When you monitor performance, the most important measurement is the elapsed time for a load. Other important measurements are CPU usage, memory usage, and I/O rates.
You can alter performance by increasing or decreasing the degree of parallelism. The degree of parallelism indicates the number of access drivers that can be started to process the data files. The degree of parallelism enables you to choose on a scale between slower load with little resource usage and faster load with all resources utilized. The access driver cannot automatically tune itself, because it cannot determine how many resources you want to dedicate to the access driver.
An additional consideration is that the access drivers use large I/O buffers for better performance (you can use the READSIZE
clause in the access parameters to specify the size of the buffers). On databases with shared servers, all memory used by the access drivers comes out of the system global area (SGA). For this reason, you should be careful when using external tables on shared servers.
Performance can also sometimes be increased with use of date cache functionality. By using the date cache to specify the number of unique dates anticipated during the load, you can reduce the number of date conversions done when many duplicate date or timestamp values are present in the input data. The date cache functionality provided by external tables is identical to the date cache functionality provided by SQL*Loader. See "DATE_CACHE" for a detailed description.
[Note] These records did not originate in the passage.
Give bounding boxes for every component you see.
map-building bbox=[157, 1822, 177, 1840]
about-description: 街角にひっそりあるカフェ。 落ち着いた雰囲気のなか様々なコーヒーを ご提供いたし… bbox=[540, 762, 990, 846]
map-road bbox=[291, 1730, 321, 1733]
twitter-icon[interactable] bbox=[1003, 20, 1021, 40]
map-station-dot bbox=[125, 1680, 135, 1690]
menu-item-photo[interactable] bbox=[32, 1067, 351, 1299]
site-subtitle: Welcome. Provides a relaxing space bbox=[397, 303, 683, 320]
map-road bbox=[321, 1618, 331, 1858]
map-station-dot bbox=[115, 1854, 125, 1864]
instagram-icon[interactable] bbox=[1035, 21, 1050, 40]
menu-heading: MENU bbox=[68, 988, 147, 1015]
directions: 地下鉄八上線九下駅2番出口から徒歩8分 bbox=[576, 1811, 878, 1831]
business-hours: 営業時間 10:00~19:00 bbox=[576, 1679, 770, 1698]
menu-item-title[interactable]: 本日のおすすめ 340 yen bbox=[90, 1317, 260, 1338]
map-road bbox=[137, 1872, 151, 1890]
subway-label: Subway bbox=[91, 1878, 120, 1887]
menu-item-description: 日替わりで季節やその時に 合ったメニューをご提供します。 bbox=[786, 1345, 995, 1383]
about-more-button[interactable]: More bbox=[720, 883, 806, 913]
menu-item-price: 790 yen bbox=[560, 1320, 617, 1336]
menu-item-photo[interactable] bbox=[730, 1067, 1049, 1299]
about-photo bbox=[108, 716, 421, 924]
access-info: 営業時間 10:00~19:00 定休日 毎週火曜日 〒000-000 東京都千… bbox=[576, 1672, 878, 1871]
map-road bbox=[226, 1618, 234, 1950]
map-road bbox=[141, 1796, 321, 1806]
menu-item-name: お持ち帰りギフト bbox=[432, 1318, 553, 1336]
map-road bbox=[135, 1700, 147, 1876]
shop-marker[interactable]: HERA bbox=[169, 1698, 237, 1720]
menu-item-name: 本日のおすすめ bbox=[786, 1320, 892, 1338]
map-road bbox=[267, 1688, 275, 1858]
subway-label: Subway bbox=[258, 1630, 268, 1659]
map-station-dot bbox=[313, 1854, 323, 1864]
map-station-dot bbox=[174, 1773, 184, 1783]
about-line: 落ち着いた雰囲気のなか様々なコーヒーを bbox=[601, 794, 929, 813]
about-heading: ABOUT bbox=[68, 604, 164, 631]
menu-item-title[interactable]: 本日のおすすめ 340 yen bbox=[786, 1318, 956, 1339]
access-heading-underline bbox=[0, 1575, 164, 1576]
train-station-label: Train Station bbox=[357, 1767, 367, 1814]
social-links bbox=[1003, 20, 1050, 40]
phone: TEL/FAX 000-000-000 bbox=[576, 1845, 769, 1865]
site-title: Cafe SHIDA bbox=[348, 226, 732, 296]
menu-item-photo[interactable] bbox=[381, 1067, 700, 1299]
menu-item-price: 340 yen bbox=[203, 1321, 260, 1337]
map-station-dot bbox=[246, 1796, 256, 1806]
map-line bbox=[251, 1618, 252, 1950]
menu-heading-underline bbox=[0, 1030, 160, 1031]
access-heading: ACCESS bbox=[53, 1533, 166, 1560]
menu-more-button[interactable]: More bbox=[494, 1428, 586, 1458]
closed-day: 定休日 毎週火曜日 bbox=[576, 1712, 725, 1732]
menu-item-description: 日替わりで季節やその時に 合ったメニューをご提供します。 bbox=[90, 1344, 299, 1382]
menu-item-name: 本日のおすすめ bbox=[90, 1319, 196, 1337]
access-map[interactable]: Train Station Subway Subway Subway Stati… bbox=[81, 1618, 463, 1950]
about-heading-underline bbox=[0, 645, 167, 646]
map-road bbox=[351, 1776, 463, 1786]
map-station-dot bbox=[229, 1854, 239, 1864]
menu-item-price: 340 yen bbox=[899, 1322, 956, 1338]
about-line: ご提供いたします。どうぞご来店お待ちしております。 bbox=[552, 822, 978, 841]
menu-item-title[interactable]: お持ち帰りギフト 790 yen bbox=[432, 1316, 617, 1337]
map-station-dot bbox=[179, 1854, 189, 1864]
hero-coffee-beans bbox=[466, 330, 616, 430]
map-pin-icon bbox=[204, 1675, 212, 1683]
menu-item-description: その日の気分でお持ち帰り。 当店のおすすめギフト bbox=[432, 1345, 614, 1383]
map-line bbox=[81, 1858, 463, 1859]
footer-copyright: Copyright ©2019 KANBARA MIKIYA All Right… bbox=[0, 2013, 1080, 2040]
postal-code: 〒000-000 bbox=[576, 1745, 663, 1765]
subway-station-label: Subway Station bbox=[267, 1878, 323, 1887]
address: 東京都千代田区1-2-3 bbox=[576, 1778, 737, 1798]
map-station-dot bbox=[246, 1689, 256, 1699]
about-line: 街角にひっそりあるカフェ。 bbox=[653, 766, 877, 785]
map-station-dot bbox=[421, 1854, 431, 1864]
In addition to changing the degree of parallelism and using the date cache to improve performance, consider the following information:
Fixed-length records are processed faster than records terminated by a string.
Fixed-length fields are processed faster than delimited fields.
Single-byte character sets are the fastest to process.
Fixed-width character sets are faster to process than varying-width character sets.
Byte-length semantics for varying-width character sets are faster to process than character-length semantics.
Single-character delimiters for record terminators and field delimiters are faster to process than multicharacter delimiters.
Having the character set in the data file match the character set of the database is faster than a character set conversion.
Having data types in the data file match the data types in the database is faster than data type conversion.
Not writing rejected rows to a reject file is faster because of the reduced overhead.
Condition clauses (including WHEN
, NULLIF
, and DEFAULTIF
) slow down processing.
The access driver takes advantage of multithreading to streamline the work as much as possible.